I just called the lab, and two of our embryos were able to be frozen on day 6! I’m stunned and happy to know we have an option if this cycle fails, and if it doesn’t, a chance for a sibling! I know it’s not a sure thing, but it’s certainly an unexpected bonus!

It’s hard to describe my mental state at the moment. I guess I just feel quiet. I wonder whats going on in my uterus and what the outcome will be, but I can’t say I’m stressed or overly anxious – not yet, anyway. I’m sort of in awe of the whole process. I’m just amazed that there are two embryos in my uterus and another two on ice. I never thought we’d do IVF, and now that we have, I’m sort of stunned that we got to this point. There are so many people rooting for us – so many prayers and good wishes – it’s kind of overwhelming, in a way. Imagine how I’ll feel if I find out I’m pregnant???
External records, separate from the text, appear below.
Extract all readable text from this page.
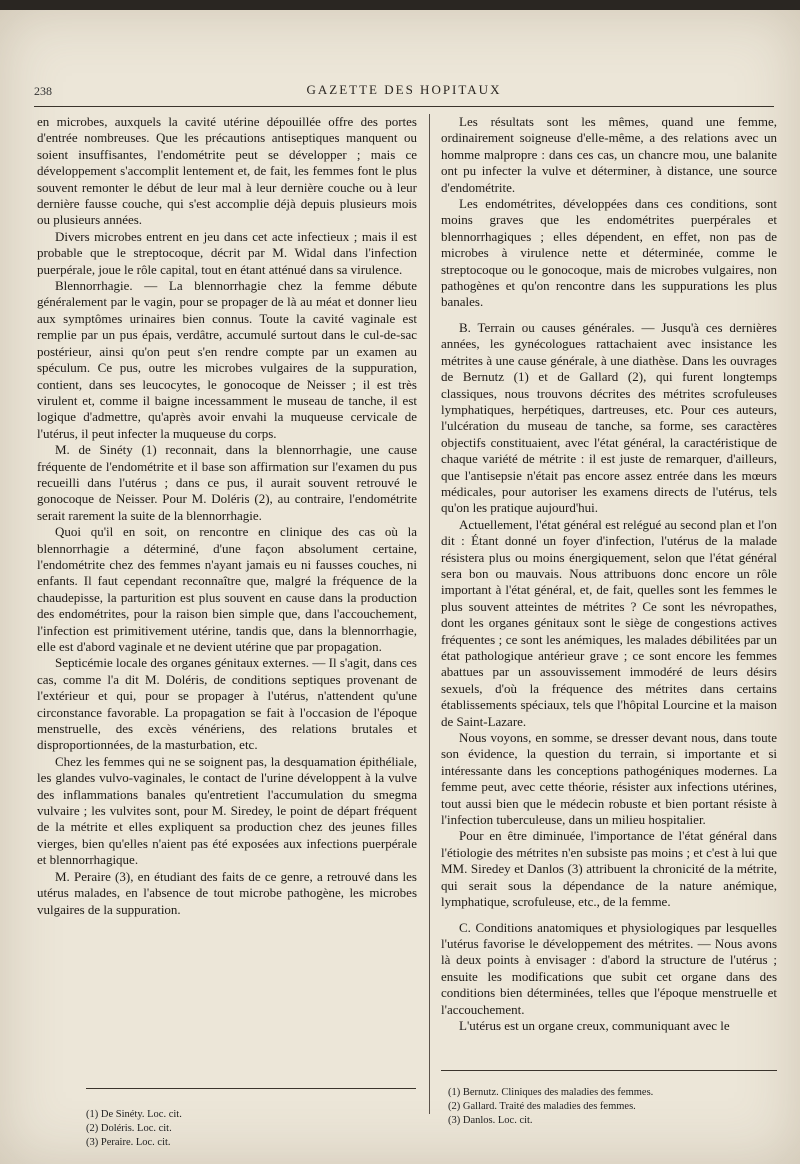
238	GAZETTE DES HOPITAUX

en microbes, auxquels la cavité utérine dépouillée offre des portes d'entrée nombreuses. Que les précautions antiseptiques manquent ou soient insuffisantes, l'endométrite peut se développer ; mais ce développement s'accomplit lentement et, de fait, les femmes font le plus souvent remonter le début de leur mal à leur dernière couche ou à leur dernière fausse couche, qui s'est accomplie déjà depuis plusieurs mois ou plusieurs années.

Divers microbes entrent en jeu dans cet acte infectieux ; mais il est probable que le streptocoque, décrit par M. Widal dans l'infection puerpérale, joue le rôle capital, tout en étant atténué dans sa virulence.

Blennorrhagie. — La blennorrhagie chez la femme débute généralement par le vagin, pour se propager de là au méat et donner lieu aux symptômes urinaires bien connus. Toute la cavité vaginale est remplie par un pus épais, verdâtre, accumulé surtout dans le cul-de-sac postérieur, ainsi qu'on peut s'en rendre compte par un examen au spéculum. Ce pus, outre les microbes vulgaires de la suppuration, contient, dans ses leucocytes, le gonocoque de Neisser ; il est très virulent et, comme il baigne incessamment le museau de tanche, il est logique d'admettre, qu'après avoir envahi la muqueuse cervicale de l'utérus, il peut infecter la muqueuse du corps.

M. de Sinéty (1) reconnait, dans la blennorrhagie, une cause fréquente de l'endométrite et il base son affirmation sur l'examen du pus recueilli dans l'utérus ; dans ce pus, il aurait souvent retrouvé le gonocoque de Neisser. Pour M. Doléris (2), au contraire, l'endométrite serait rarement la suite de la blennorrhagie.

Quoi qu'il en soit, on rencontre en clinique des cas où la blennorrhagie a déterminé, d'une façon absolument certaine, l'endométrite chez des femmes n'ayant jamais eu ni fausses couches, ni enfants. Il faut cependant reconnaître que, malgré la fréquence de la chaudepisse, la parturition est plus souvent en cause dans la production des endométrites, pour la raison bien simple que, dans l'accouchement, l'infection est primitivement utérine, tandis que, dans la blennorrhagie, elle est d'abord vaginale et ne devient utérine que par propagation.

Septicémie locale des organes génitaux externes. — Il s'agit, dans ces cas, comme l'a dit M. Doléris, de conditions septiques provenant de l'extérieur et qui, pour se propager à l'utérus, n'attendent qu'une circonstance favorable. La propagation se fait à l'occasion de l'époque menstruelle, des excès vénériens, des relations brutales et disproportionnées, de la masturbation, etc.

Chez les femmes qui ne se soignent pas, la desquamation épithéliale, les glandes vulvo-vaginales, le contact de l'urine développent à la vulve des inflammations banales qu'entretient l'accumulation du smegma vulvaire ; les vulvites sont, pour M. Siredey, le point de départ fréquent de la métrite et elles expliquent sa production chez des jeunes filles vierges, bien qu'elles n'aient pas été exposées aux infections puerpérale et blennorrhagique.

M. Peraire (3), en étudiant des faits de ce genre, a retrouvé dans les utérus malades, en l'absence de tout microbe pathogène, les microbes vulgaires de la suppuration.

(1) De Sinéty. Loc. cit.

(2) Doléris. Loc. cit.

(3) Peraire. Loc. cit.

Les résultats sont les mêmes, quand une femme, ordinairement soigneuse d'elle-même, a des relations avec un homme malpropre : dans ces cas, un chancre mou, une balanite ont pu infecter la vulve et déterminer, à distance, une source d'endométrite.

Les endométrites, développées dans ces conditions, sont moins graves que les endométrites puerpérales et blennorrhagiques ; elles dépendent, en effet, non pas de microbes à virulence nette et déterminée, comme le streptocoque ou le gonocoque, mais de microbes vulgaires, non pathogènes et qu'on rencontre dans les suppurations les plus banales.

B. Terrain ou causes générales. — Jusqu'à ces dernières années, les gynécologues rattachaient avec insistance les métrites à une cause générale, à une diathèse. Dans les ouvrages de Bernutz (1) et de Gallard (2), qui furent longtemps classiques, nous trouvons décrites des métrites scrofuleuses lymphatiques, herpétiques, dartreuses, etc. Pour ces auteurs, l'ulcération du museau de tanche, sa forme, ses caractères objectifs constituaient, avec l'état général, la caractéristique de chaque variété de métrite : il est juste de remarquer, d'ailleurs, que l'antisepsie n'était pas encore assez entrée dans les mœurs médicales, pour autoriser les examens directs de l'utérus, tels qu'on les pratique aujourd'hui.

Actuellement, l'état général est relégué au second plan et l'on dit : Étant donné un foyer d'infection, l'utérus de la malade résistera plus ou moins énergiquement, selon que l'état général sera bon ou mauvais. Nous attribuons donc encore un rôle important à l'état général, et, de fait, quelles sont les femmes le plus souvent atteintes de métrites ? Ce sont les névropathes, dont les organes génitaux sont le siège de congestions actives fréquentes ; ce sont les anémiques, les malades débilitées par un état pathologique antérieur grave ; ce sont encore les femmes abattues par un assouvissement immodéré de leurs désirs sexuels, d'où la fréquence des métrites dans certains établissements spéciaux, tels que l'hôpital Lourcine et la maison de Saint-Lazare.

Nous voyons, en somme, se dresser devant nous, dans toute son évidence, la question du terrain, si importante et si intéressante dans les conceptions pathogéniques modernes. La femme peut, avec cette théorie, résister aux infections utérines, tout aussi bien que le médecin robuste et bien portant résiste à l'infection tuberculeuse, dans un milieu hospitalier.

Pour en être diminuée, l'importance de l'état général dans l'étiologie des métrites n'en subsiste pas moins ; et c'est à lui que MM. Siredey et Danlos (3) attribuent la chronicité de la métrite, qui serait sous la dépendance de la nature anémique, lymphatique, scrofuleuse, etc., de la femme.

C. Conditions anatomiques et physiologiques par lesquelles l'utérus favorise le développement des métrites. — Nous avons là deux points à envisager : d'abord la structure de l'utérus ; ensuite les modifications que subit cet organe dans des conditions bien déterminées, telles que l'époque menstruelle et l'accouchement.

L'utérus est un organe creux, communiquant avec le

(1) Bernutz. Cliniques des maladies des femmes.

(2) Gallard. Traité des maladies des femmes.

(3) Danlos. Loc. cit.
I’m trying to just take things one day at a time and be peaceful and relaxed. Sometimes I think I’m too relaxed because I have a terrible habit of falling asleep while listening to my circle + bloom recordings! It’s kind of irritating, because I don’t make it past the relaxation part. It’s almost like I’m developing a reaction to the woman’s voice, and as soon as I hear it, I fall asleep! I want to her the cycle specific bits, but it’s not going well lately. I’m going to try today after work and see if I have better luck than listening at bedtime. Anyway – the point is that I am trying to be peaceful and relaxed. Taking it easy has been hard…I work from home and usually take a lot of breaks to do laundry, vacuum, water the garden, etc., and I don’t feel like I should really be doing those things. It’s not easy, especially since M has been working long hours to make up for the time he used taking me to the retrieval and transfer (it’s also just a busy time for him). I did walk out to the garden today, but on my way back, a bee buzzed by my head, and I instinctively ran toward the house. Then, I had a moment of panic because I’m not supposed to be running! Stupid bee! My RE is the least strict at the practice, though, and I don’t think she’d care if I actually went for a run, as long as it was at a slower pace. It’s just hard not to be overly cautious!

So, happy news for a Friday. Two embryos are frozen, and two are hanging out with me – hopefully getting nice and cozy for a 9-month stay.